Simon and Wilson speak at symposium Thursday night. (Photo by WSU Photo Services)
Impact of storytelling: Speaker
applies newsman savvy to TV drama
By Linda Weiford, WSU News
PULLMAN, Wash. – David Simon, creator of the critically acclaimed HBO series “The Wire,” told a press gathering at the Washington State University Alumni Center Thursday that he’s a veteran newsman who feels betrayed by newspapers themselves.
“The people who run them – especially the chains – became more focused on profit and their shareholders than on their own people and their product,” he said.
Simon, 51, should know. He was a seasoned crime reporter for the Baltimore Sun when he felt pressured to take a buyout in 1995, he told the group of reporters and students prior to his appearance at the William Julius Wilson Award Symposium in the CUB auditorium. Simon is recipient of WSU’s William Julius Wilson Award for the Advancement of Social Justice.
Simon went on to do what most reporters only dream of. He applied his observations of work in the newsroom and on the streets to five seasons of an intricately woven drama about drugs, politics, social injustice and the downsizing of a newspaper – all in the very city where he lived and worked.
“The Wire” depicted how “human beings – all of us – are worth less every day, despite the fact that some of us are achieving more. Capitalism is a wonderful tool for generating wealth but it’s also when human beings matter less,” said Simon, a big-featured man who spoke bluntly and passionately.

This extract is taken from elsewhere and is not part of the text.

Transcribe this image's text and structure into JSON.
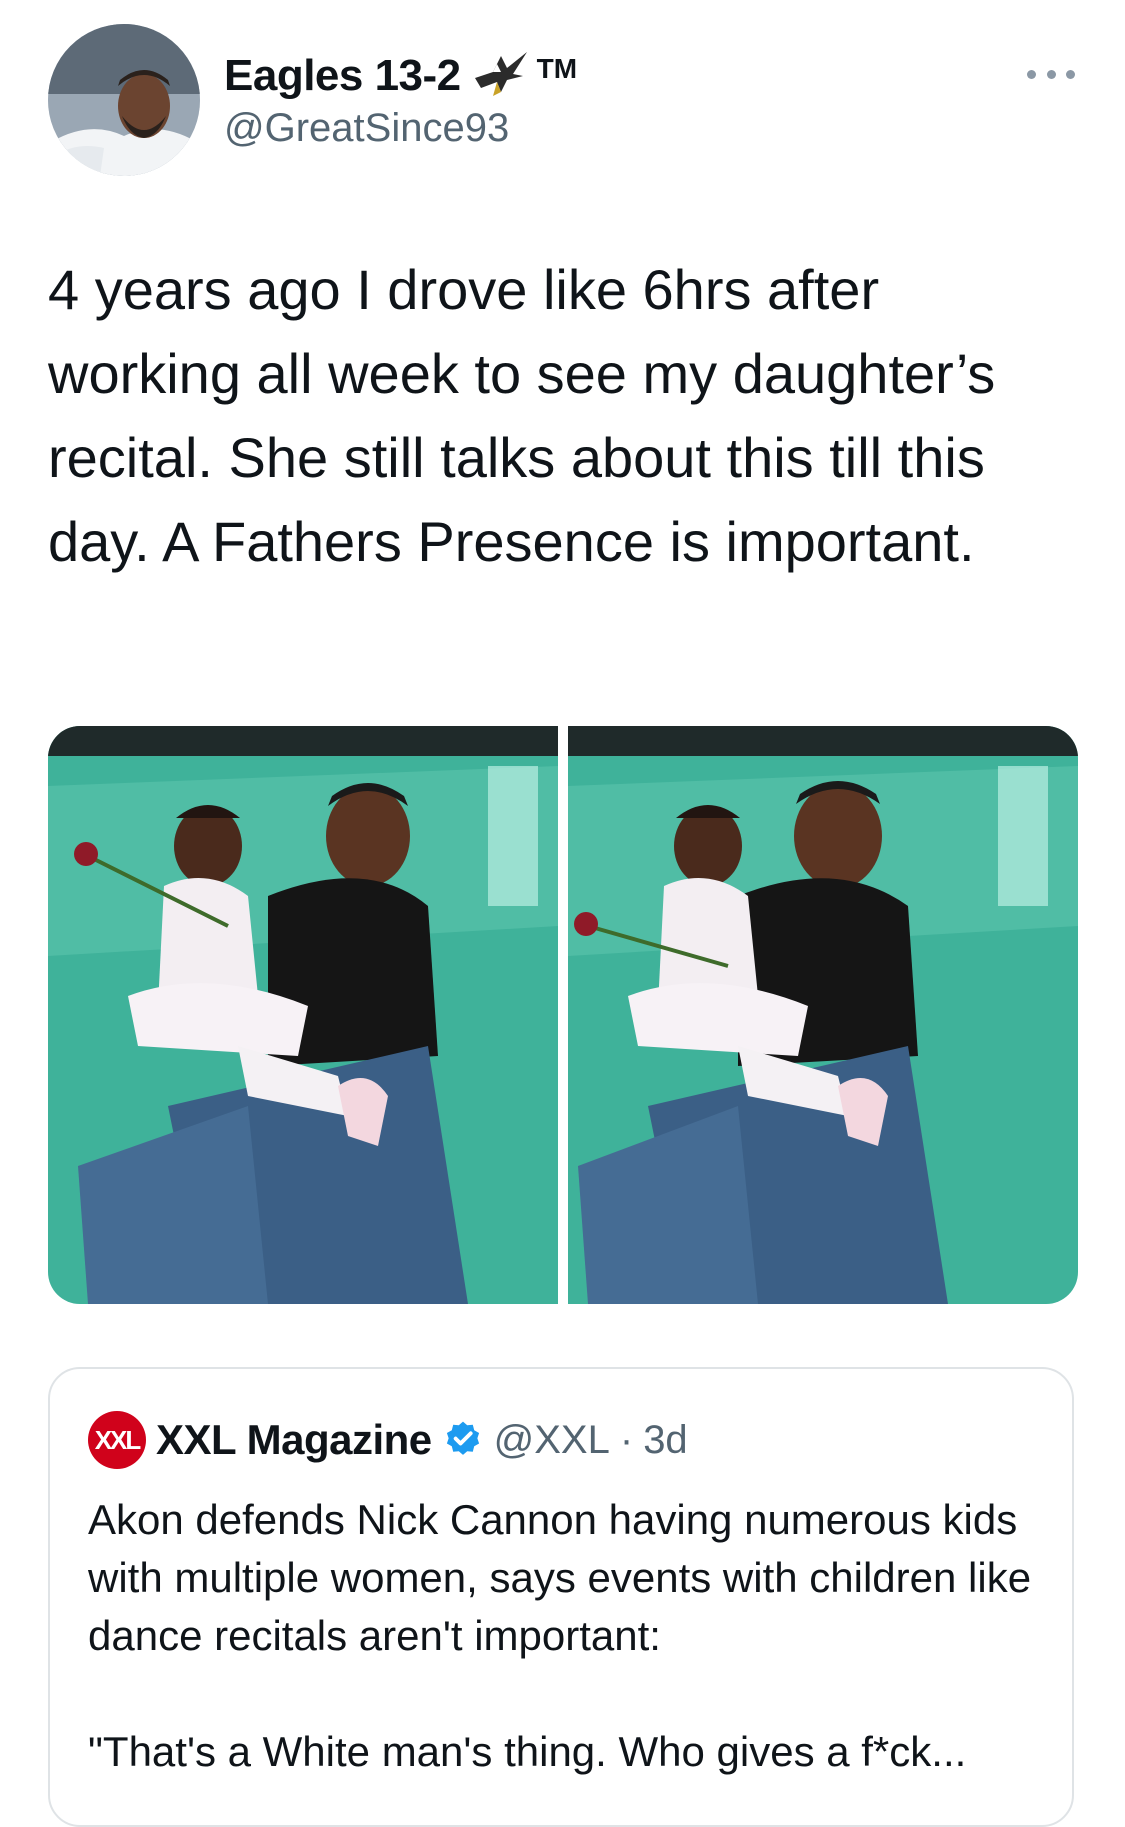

Seated next to him and nodding in agreement was the man whom the social justice award is named after: William Julius Wilson, a Harvard sociologist who earned his Ph.D. from WSU in 1966.
Wilson, who was named one of Time magazine’s 25 most influential people of 1996, uses material from “The Wire” in his classes at Harvard, he told the group, for the way it sharply and accurately portrays urban inequality.  This is proof that Simon’s storytelling made an impact on the challenges of urban life, he said.

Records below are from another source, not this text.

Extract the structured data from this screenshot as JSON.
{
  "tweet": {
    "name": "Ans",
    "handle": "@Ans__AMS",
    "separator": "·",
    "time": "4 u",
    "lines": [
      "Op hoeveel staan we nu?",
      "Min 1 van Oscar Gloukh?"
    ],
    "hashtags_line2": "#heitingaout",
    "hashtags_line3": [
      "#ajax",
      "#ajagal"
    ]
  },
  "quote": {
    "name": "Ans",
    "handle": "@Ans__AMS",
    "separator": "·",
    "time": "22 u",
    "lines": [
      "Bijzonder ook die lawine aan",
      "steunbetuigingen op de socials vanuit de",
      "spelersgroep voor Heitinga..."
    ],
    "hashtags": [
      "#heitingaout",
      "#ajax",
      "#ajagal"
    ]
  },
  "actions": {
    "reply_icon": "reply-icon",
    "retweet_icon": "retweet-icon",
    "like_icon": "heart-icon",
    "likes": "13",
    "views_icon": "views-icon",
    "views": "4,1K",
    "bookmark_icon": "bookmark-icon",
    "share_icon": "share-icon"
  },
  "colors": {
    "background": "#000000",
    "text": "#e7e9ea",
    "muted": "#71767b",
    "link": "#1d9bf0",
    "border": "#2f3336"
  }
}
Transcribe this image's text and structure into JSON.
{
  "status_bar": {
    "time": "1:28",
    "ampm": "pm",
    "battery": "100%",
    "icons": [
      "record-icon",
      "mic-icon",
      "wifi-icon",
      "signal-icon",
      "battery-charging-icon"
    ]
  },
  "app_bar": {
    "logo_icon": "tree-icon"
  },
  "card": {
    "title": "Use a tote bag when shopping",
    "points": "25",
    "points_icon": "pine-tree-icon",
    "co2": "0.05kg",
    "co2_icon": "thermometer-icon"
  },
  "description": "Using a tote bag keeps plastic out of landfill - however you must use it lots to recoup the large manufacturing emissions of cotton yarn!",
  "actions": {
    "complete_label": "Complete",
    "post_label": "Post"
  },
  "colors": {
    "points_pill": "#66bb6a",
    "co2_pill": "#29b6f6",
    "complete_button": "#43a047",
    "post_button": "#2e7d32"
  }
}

After producing 60 episodes of “The Wire,” Simon went on to create another HBO series, “Treme,” about New Orleans residents struggling to rebuild their lives after Hurricane Katrina.
“I’m a storyteller,” said Simon. “There is something about drama that leads us to use our imaginations. Even the Greeks knew this.”

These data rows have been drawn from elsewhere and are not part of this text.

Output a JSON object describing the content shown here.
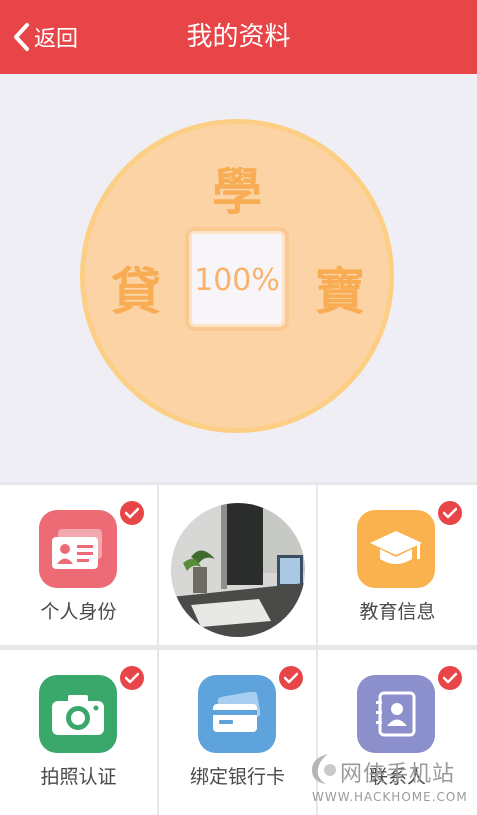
{
  "header": {
    "back_label": "返回",
    "title": "我的资料"
  },
  "hero": {
    "char_top": "學",
    "char_left": "貸",
    "char_right": "寶",
    "progress_text": "100%",
    "progress": 1.0
  },
  "items": [
    {
      "label": "个人身份",
      "icon": "id-card-icon",
      "color": "#ec6b75",
      "verified": true
    },
    {
      "label": "",
      "icon": "avatar-photo",
      "verified": false
    },
    {
      "label": "教育信息",
      "icon": "graduation-cap-icon",
      "color": "#f9b24e",
      "verified": true
    },
    {
      "label": "拍照认证",
      "icon": "camera-icon",
      "color": "#3aa86a",
      "verified": true
    },
    {
      "label": "绑定银行卡",
      "icon": "bank-card-icon",
      "color": "#5fa3dc",
      "verified": true
    },
    {
      "label": "联系人",
      "icon": "contacts-icon",
      "color": "#8b90cc",
      "verified": true
    }
  ],
  "watermark": {
    "name": "网侠手机站",
    "url": "WWW.HACKHOME.COM"
  },
  "colors": {
    "accent": "#e84549",
    "coin": "#fbd3a5",
    "coin_text": "#f8ad55"
  }
}
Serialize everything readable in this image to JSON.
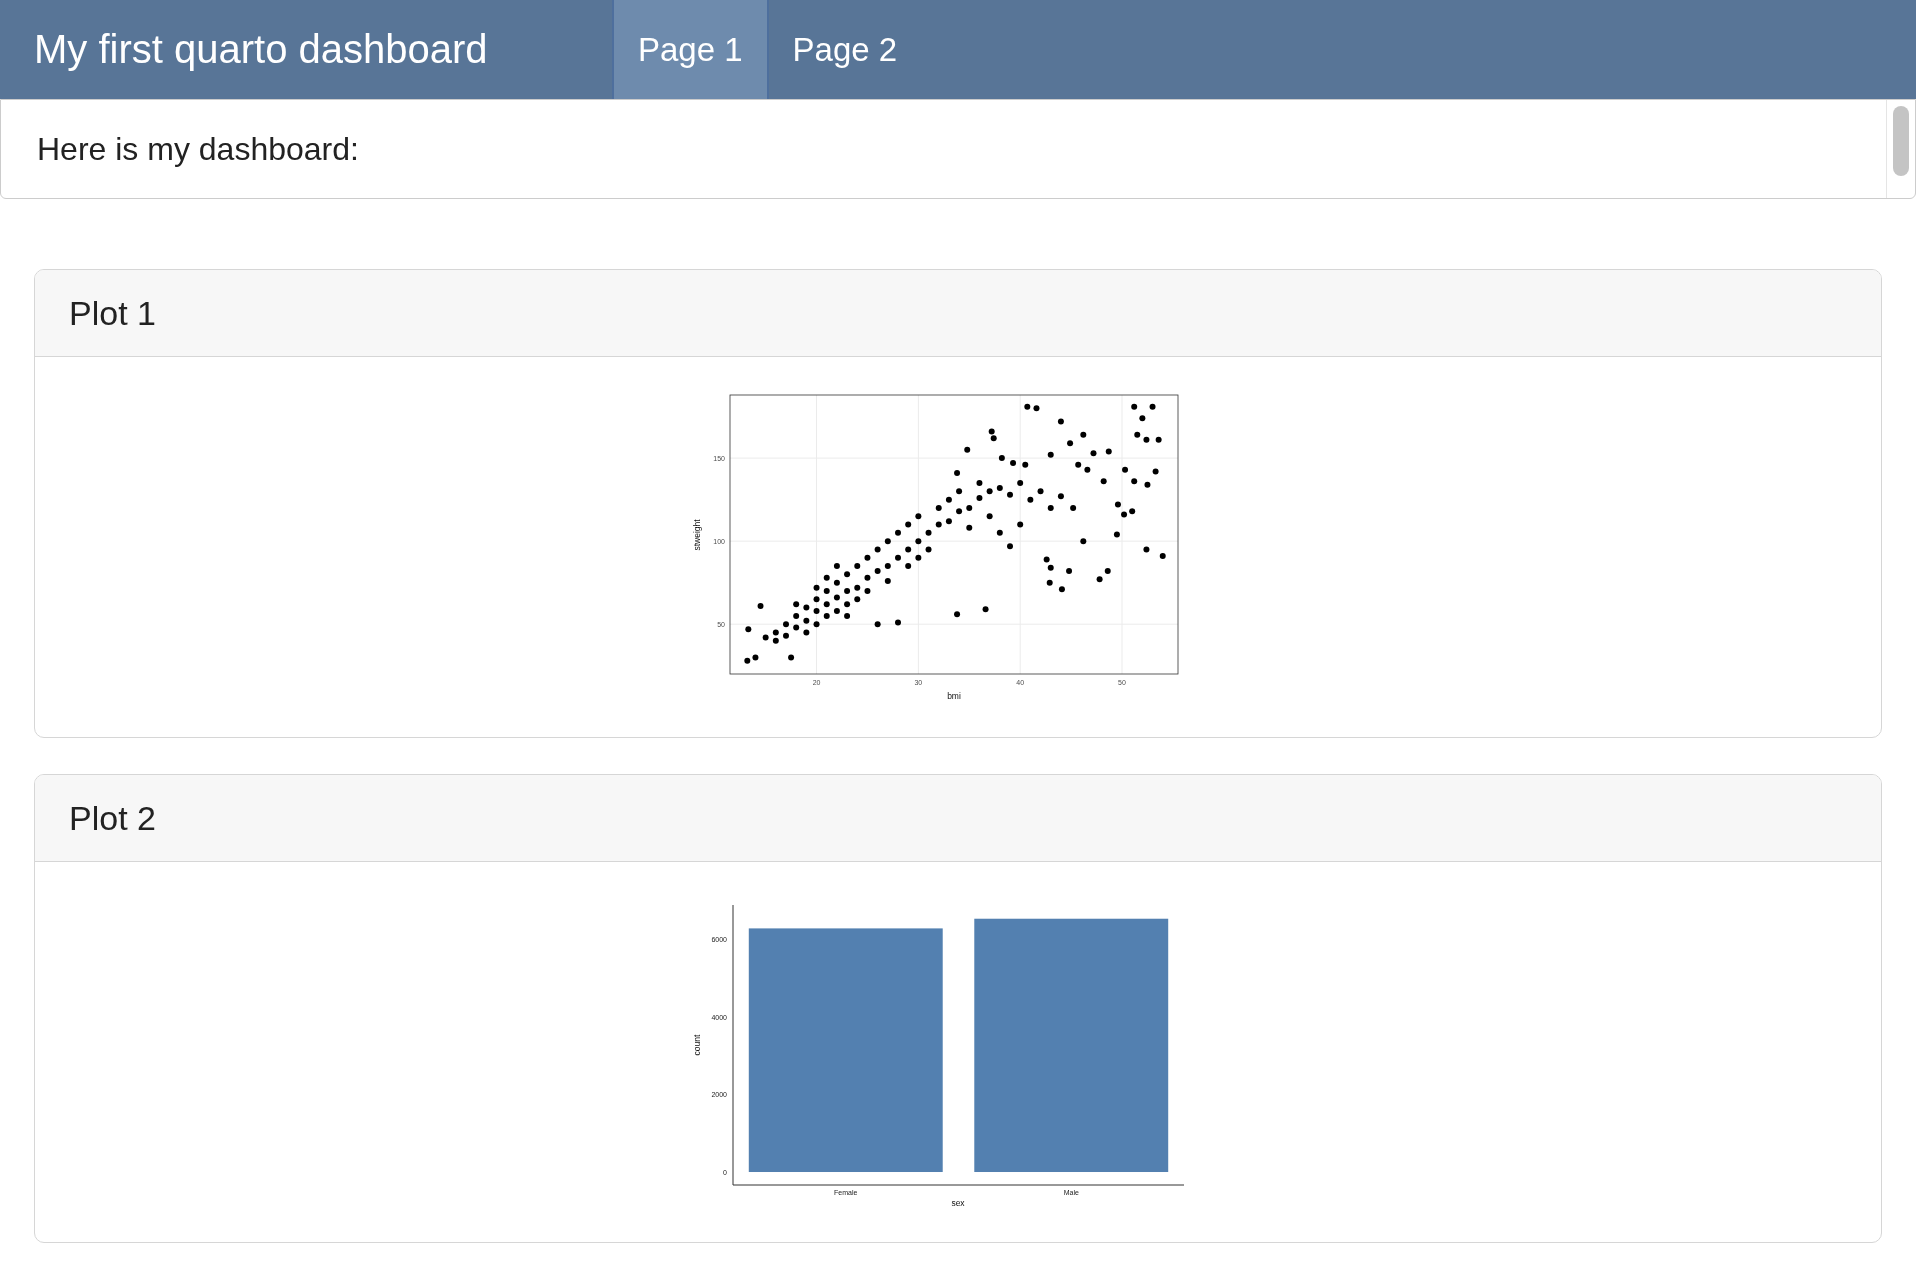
{
  "navbar": {
    "title": "My first quarto dashboard",
    "tabs": [
      {
        "label": "Page 1",
        "selected": true
      },
      {
        "label": "Page 2",
        "selected": false
      }
    ]
  },
  "intro": {
    "text": "Here is my dashboard:"
  },
  "cards": [
    {
      "title": "Plot 1",
      "chart_data": {
        "type": "scatter",
        "xlabel": "bmi",
        "ylabel": "stweight",
        "xlim": [
          11.5,
          55.5
        ],
        "ylim": [
          20,
          188
        ],
        "xticks": [
          20,
          30,
          40,
          50
        ],
        "yticks": [
          50,
          100,
          150
        ],
        "grid": true,
        "series": [
          {
            "color": "#000000",
            "x": [
              40.7,
              41.6,
              51.2,
              53,
              52,
              44,
              37.2,
              37.4,
              46.2,
              51.5,
              52.4,
              53.6,
              44.9,
              34.8,
              43,
              47.2,
              48.7,
              38.2,
              39.3,
              40.5,
              45.7,
              50.3,
              53.3,
              33.8,
              46.6,
              51.2,
              52.5,
              48.2,
              45.2,
              49.6,
              50.2,
              51,
              49.5,
              46.2,
              52.4,
              54,
              42.6,
              43,
              44.8,
              48.6,
              47.8,
              42.9,
              44.1,
              36.6,
              33.8,
              26,
              28,
              13.2,
              14,
              17.5,
              13.3,
              14.5,
              16,
              17,
              18,
              18,
              19,
              19,
              20,
              20,
              20,
              21,
              21,
              21,
              22,
              22,
              22,
              23,
              23,
              23,
              24,
              24,
              24,
              25,
              25,
              25,
              26,
              26,
              27,
              27,
              27,
              28,
              28,
              29,
              29,
              29,
              30,
              30,
              30,
              31,
              31,
              32,
              32,
              33,
              33,
              34,
              34,
              35,
              35,
              36,
              36,
              37,
              37,
              38,
              38,
              39,
              39,
              40,
              40,
              41,
              42,
              43,
              44,
              16,
              17,
              15,
              18,
              19,
              22,
              20,
              21,
              23
            ],
            "values": [
              181,
              180,
              181,
              181,
              174,
              172,
              166,
              162,
              164,
              164,
              161,
              161,
              159,
              155,
              152,
              153,
              154,
              150,
              147,
              146,
              146,
              143,
              142,
              141,
              143,
              136,
              134,
              136,
              120,
              122,
              116,
              118,
              104,
              100,
              95,
              91,
              89,
              84,
              82,
              82,
              77,
              75,
              71,
              59,
              56,
              50,
              51,
              28,
              30,
              30,
              47,
              61,
              45,
              50,
              55,
              48,
              60,
              52,
              58,
              65,
              50,
              62,
              70,
              55,
              66,
              75,
              58,
              70,
              80,
              62,
              72,
              85,
              65,
              78,
              90,
              70,
              82,
              95,
              85,
              100,
              76,
              90,
              105,
              95,
              110,
              85,
              100,
              115,
              90,
              105,
              95,
              110,
              120,
              112,
              125,
              118,
              130,
              120,
              108,
              126,
              135,
              130,
              115,
              132,
              105,
              128,
              97,
              135,
              110,
              125,
              130,
              120,
              127,
              40,
              43,
              42,
              62,
              45,
              85,
              72,
              78,
              55
            ]
          }
        ]
      }
    },
    {
      "title": "Plot 2",
      "chart_data": {
        "type": "bar",
        "xlabel": "sex",
        "ylabel": "count",
        "categories": [
          "Female",
          "Male"
        ],
        "ylim": [
          -336,
          6905
        ],
        "yticks": [
          0,
          2000,
          4000,
          6000
        ],
        "series": [
          {
            "color": "#5380b0",
            "values": [
              6300,
              6550
            ]
          }
        ]
      }
    }
  ]
}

PULLMAN, Wash. – In a healthy republic, said “The Wire” co-creator David Simon, no one gets everything they want, but everyone gets what they need.

The United States isn’t healthy and the prognosis isn’t good, he said.

Simon spoke for nearly an hour Thursday night before a full auditorium at the Compton Union Building. He answered questions for another hour after receiving the William Julius Wilson Award for Social Justice.
Simon, co-creator of the HBO series “The Wire,” was honored for his efforts to portray what he sees as the decay of American society in all of its complexity. In presenting the award to Simon, Wilson said “The Wire” has enhanced both popular and academic understandings of poverty and the urban poor.
“The central and straightforward goal of ‘The Wire’ is to show that the system is broken,” Wilson said.
End of empire
Speaking without notes in a low-key, conversational tone, Simon kept the audience rapt, even while painting a fairly negative picture of America in the 21st century.
“’The Wire’ is about the end of empire,” he said. As a police reporter in Baltimore in the 1980s and early 1990s, he said, he watched a second-tier industrial city become de-industrialized. More than half of black males in West Baltimore are unemployed, he said. Manufacturing jobs have left and the only people hiring are the drug dealers.
“I got a schooling in our capacity for reform and self-governance,” he said. “None of that gives me cause for optimism.”
Television criticized
While much of Simon’s talk centered on the failed “War on Drugs” – which has turned the U.S. into “the most incarcerated country on the face of the earth” at tremendous loss of human life, dignity and treasure – he also had strong criticism for television.
Ralph Waldo Emerson talked about men living lives of quiet desperation, he said. A century later, a significant share of Americans are still living lives of quiet desperation, while others are living “lives of quiet masturbation, and their tool of choice is television.”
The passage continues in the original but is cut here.